There are really two ways to use the new renderer. (Well, there are really an infinite number, but these two ways were what motivated the feature set as it exists today.) Both ways will produce similar results, and both have their uses.

The first thing to understand is the concept of a render_target. A render_target is really a rendering context. It is an object that holds all the information about how you would like the renderer to assemble the primitives that make up the final result. From the OSD perspective, this is really the only object you need to talk to. You can allocate as many render_targets as you like; in the Windows OSD code, we allocate one per window. The MAME core also allocates one internally for taking snapshots.

There are a number of knobs you can twiddle on each render_target. You can enumerate all of the views available for each target, find out which game screens are present on each view, and select which one to use. You can specify the orientation of the target, which rotates all of the primitives in the appropriate direction. You can specify flags that control which types of artwork are visible. You can tell the renderer what the maximum texture size is. You can ask it to compute the smallest size that will ensure each game screen pixel maps to at least one output pixel. And most importantly, you can specify the size or bounds of the target.

How you specify the bounds of a render_target fundamentally determines how you are using the renderer. And here is where the two approaches differ.

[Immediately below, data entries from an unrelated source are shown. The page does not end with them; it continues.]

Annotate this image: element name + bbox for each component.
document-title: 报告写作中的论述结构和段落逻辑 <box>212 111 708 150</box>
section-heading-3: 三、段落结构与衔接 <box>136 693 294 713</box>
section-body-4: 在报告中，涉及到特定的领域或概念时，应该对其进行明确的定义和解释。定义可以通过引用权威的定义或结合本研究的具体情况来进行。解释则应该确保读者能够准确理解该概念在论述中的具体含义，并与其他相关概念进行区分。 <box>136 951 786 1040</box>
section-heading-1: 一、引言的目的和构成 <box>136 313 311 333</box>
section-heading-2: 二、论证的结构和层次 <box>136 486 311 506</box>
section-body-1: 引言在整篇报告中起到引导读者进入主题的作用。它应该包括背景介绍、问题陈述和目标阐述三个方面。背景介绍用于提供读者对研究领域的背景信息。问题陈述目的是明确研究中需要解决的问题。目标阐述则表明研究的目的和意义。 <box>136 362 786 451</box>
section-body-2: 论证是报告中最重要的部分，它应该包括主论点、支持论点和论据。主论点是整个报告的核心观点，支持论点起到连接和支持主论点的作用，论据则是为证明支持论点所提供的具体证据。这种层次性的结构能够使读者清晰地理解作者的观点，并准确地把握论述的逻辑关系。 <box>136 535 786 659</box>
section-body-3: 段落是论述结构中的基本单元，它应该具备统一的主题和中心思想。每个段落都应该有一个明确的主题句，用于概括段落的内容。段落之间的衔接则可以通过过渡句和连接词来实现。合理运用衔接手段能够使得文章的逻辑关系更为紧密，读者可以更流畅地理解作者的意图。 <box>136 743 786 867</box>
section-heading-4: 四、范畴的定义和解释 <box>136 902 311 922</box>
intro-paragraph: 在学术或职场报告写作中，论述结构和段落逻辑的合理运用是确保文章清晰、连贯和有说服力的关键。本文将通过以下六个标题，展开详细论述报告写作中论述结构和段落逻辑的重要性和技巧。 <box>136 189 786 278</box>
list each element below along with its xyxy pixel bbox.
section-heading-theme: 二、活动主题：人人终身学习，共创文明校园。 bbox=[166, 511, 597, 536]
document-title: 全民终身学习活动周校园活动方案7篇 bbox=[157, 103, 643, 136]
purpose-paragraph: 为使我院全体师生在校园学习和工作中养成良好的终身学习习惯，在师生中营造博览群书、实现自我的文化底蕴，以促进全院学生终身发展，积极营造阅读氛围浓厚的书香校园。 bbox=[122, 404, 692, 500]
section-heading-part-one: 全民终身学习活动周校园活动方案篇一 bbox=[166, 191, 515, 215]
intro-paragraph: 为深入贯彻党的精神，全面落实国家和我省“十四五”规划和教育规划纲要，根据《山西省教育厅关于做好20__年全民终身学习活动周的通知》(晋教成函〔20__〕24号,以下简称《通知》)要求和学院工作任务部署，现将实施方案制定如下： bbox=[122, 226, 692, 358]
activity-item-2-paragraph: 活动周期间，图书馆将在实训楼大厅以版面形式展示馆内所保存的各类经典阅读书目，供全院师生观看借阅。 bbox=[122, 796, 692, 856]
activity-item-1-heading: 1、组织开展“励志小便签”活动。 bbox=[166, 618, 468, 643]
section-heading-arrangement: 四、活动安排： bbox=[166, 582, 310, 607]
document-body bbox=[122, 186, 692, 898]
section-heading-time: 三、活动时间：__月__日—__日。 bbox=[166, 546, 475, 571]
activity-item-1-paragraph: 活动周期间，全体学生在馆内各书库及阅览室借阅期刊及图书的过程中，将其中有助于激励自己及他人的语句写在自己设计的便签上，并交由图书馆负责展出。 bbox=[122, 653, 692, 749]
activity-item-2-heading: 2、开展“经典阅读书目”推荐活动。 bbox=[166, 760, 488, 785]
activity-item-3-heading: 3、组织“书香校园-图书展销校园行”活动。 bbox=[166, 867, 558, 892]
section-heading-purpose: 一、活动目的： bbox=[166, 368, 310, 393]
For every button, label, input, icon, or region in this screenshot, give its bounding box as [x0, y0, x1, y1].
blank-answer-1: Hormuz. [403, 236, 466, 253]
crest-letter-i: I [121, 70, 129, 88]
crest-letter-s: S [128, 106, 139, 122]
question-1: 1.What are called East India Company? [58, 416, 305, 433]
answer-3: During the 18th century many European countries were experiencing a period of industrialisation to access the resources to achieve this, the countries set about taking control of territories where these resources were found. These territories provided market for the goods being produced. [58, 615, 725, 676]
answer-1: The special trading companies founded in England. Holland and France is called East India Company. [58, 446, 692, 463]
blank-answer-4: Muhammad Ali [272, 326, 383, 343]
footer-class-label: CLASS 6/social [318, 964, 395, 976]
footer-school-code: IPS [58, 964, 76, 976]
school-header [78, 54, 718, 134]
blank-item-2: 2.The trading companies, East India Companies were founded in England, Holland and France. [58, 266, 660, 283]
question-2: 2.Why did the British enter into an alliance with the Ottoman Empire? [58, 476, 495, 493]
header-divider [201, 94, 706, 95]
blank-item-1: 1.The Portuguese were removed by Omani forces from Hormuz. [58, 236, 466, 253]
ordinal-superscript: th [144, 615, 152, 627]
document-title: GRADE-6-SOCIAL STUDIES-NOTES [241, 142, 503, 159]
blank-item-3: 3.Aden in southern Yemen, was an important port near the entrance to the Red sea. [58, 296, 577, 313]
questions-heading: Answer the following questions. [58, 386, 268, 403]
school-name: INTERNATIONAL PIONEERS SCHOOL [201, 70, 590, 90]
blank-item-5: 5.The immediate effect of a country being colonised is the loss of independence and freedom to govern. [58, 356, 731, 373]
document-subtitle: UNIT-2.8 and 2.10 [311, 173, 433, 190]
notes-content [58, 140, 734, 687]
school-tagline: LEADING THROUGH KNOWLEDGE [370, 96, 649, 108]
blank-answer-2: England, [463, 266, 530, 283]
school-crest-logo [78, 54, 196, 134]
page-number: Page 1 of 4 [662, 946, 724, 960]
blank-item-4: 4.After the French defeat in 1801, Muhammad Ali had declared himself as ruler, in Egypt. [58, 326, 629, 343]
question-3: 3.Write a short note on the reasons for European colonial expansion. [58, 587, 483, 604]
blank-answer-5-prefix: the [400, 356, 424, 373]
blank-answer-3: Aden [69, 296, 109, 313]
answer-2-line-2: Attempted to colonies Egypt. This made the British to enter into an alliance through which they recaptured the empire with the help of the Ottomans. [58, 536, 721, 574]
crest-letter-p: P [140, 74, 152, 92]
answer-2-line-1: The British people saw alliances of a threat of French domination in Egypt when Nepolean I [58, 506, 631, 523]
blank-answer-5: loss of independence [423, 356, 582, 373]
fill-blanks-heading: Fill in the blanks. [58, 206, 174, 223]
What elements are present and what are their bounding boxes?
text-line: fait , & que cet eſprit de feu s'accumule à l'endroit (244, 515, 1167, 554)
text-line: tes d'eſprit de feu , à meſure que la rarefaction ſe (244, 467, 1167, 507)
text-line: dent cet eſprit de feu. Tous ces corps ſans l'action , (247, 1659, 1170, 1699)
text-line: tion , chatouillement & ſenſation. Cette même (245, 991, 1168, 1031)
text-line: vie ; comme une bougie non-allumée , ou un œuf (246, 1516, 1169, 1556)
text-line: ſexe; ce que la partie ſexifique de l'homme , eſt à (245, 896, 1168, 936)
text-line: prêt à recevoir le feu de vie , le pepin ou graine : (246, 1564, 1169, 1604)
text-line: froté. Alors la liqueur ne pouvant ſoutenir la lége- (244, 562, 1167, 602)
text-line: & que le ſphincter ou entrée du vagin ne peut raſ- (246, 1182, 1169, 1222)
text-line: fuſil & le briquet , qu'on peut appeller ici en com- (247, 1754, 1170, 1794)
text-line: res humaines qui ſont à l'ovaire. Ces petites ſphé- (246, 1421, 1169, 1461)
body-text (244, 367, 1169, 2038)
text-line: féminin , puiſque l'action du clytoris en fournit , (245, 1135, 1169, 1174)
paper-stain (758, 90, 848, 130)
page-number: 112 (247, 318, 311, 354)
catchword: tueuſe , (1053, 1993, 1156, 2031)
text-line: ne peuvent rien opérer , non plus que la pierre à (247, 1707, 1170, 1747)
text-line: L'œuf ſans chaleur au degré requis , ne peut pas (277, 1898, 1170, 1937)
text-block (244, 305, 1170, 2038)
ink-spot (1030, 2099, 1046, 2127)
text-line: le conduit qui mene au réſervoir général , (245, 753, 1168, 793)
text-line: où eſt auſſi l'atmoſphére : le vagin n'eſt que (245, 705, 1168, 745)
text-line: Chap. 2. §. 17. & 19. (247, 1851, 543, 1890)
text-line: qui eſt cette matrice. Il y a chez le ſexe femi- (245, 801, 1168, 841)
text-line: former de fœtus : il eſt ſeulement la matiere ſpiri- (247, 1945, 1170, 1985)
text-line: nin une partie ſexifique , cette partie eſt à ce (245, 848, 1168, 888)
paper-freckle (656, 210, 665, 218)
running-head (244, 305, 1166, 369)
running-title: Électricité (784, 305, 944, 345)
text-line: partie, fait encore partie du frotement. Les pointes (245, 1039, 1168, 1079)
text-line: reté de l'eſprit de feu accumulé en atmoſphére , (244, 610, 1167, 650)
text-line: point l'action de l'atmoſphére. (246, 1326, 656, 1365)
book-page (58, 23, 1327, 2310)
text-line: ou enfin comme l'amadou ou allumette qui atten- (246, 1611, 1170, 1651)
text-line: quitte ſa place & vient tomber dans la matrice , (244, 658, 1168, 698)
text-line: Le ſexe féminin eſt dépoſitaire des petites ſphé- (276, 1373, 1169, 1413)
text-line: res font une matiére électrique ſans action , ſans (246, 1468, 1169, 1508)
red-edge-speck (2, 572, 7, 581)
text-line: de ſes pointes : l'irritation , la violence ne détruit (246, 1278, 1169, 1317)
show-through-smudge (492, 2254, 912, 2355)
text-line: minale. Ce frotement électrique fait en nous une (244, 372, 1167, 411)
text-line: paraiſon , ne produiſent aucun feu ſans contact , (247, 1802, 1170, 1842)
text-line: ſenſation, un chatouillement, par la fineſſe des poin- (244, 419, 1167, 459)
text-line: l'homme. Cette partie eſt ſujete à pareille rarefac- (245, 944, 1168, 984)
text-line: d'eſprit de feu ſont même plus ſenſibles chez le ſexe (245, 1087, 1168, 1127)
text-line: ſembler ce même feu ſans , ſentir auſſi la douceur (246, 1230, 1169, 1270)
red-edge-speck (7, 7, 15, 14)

The first approach is to tell the render_target the absolute truth about what it is drawing to. This entails calling render_target_set_bounds with the actual width, height, and pixel aspect ratio of the screen you are drawing to. Thus, if the output is a 1600x1200 monitor with square pixels, you would call render_target_set_bounds(1600, 1200, 1.0). This works well if your final result will be hardware accelerated. Under the covers, the renderer will assemble all the pieces to be placed within the 1600x1200 area you specified, and -- here's the key -- it will perform a high-quality resampling of any artwork to the final output resolution. This is much better quality and much more efficient than simply uploading the entire artwork as a giant texture and letting your video card filter it. Because it's not expected that you will change this size too often, the expensive overhead of resampling the artwork is usually just taken once. In contrast, the game screen textures are not resampled in this way; rather, they are always uploaded at their native resolution and your video card is expected to do the resampling.

This first approach is what you get when you run the Windows build with -video d3d or -video gdi. This is also why -video gdi is incredibly slow unless it's in a tiny window: all of that pixel pushing at full resolution is being done in software, and it ain't cheap.

The second approach is to lie to the render_target about what it is drawing to. The usual way to do this is to compute the minimum size via the render_target_get_minimum_size function, and then pass that width and height (or some integral multiple of such) into render_target_set_bounds as the target size. What happens in this case is that, as far as the renderer knows, you are drawing to a low resolution output device. It will still do high quality artwork resampling, but just to a much lower resolution. Why would you do this? The main motivation is to support limited or non-existant hardware acceleration cases.

Consider a situation where you can use your graphics hardware to accelerate only a final bitmap scaling operation, but none of the more advanced blending features required to assemble a full image. In this case, you could fall back to drawing everything in software at full resolution, but it is going to be very slow. The alternative is to lie about the actual resolution. Instead, allocate a buffer at the render_target's minimum size, draw to that buffer, and then use the graphics hardware to scale that buffer to full screen.

This second approach is what you get when you run with Windows build with -video ddraw. And in fact, the second approach produces output that is almost identical to what MAME produced before the new renderer went in, with the addition of more flexible features.

One thing you'll notice if you look at the Windows code is that it ends up calling render_target_set_bounds each frame, immediately before calling render_target_get_primitives. The main reason for this is that the Windows system lives in a dynamic environment. We support live resizing of windows in windowed mode, which means the output resolution can change at any time when using the first method. Furthermore, games in MAME can dynamically change their resolution, and users are free to change the currently selected view, meaning that the minimum size can change from frame to frame within a game when we use the second method. For these reasons, it is just simpler to update the output size each frame before requesting the primitives so that we ensure we're in sync.